Foto: Judith Michaelis

Deutschstunde

Der 68er-Roman von Siegfried Lenz machte seinem Titel bald alle Ehre und wurde schnell zur Pflichtlektüre: Dabei thematisierte der Bildungsroman die Verweigerung von Unterricht und hinterfragte grade die „Pflicht“. Siggi Jepsen ist im Nachkriegsdeutschland in einer Anstalt für schwer erziehbare Jugendliche gelandet. Den Strafaufsatz zum Thema „Freuden der Pflicht“ nimmt er dann zum Anlass für eine Abrechnung mit seiner Jugend im Nationalsozialismus als Pflichterfüllung zur leeren Hörigkeit geworden war. Seinem Vater, dem örtlichen Polizisten (gespielt von Ulrich Noethen), sollte er bei der Durchsetzung des Malverbots gegen den expressionistischen Künstler Nansen (Tobias Moretti) helfen. Doch seine Freundschaft zu dem unkonformen Maler bringt Siggi in einen Loyalitätskonflikt gegenüber dem Vater, der von ihm den gleichen bedingungslosen Gehorsam fordert, wie er ihn der Nazi-Obrigkeit leistet.

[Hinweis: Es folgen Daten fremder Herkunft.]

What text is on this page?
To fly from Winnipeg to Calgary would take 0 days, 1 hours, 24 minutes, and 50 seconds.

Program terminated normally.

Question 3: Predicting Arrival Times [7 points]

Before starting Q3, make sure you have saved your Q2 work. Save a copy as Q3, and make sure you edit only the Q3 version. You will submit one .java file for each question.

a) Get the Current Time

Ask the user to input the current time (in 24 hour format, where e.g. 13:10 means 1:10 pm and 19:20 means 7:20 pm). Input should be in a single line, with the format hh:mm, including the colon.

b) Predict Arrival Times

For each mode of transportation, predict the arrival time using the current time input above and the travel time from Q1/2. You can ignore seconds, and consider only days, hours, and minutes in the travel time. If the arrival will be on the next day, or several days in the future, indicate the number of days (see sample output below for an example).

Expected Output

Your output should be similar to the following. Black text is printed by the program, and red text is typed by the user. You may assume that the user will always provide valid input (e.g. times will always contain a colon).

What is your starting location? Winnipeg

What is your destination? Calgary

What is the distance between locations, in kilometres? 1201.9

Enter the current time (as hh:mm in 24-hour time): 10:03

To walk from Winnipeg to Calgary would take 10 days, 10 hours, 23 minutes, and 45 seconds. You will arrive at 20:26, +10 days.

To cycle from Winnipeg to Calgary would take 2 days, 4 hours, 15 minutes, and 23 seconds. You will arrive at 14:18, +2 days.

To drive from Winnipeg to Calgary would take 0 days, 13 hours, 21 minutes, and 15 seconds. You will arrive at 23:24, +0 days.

Christian Schwochow hat sich an eine Verfilmung gemacht, die den Roman strafft. Doch die Relevanz der Gehorsamkeits-Lektion hat sich ebenso gewandelt wie die Rolle Emil Noldes, der Vorbild für den „verbotenen“ Nansen war. Nolde hatte zwar Malverbot, war aber Antisemit und Nazi-Anhänger. Davon erzählt Schwochow nichts.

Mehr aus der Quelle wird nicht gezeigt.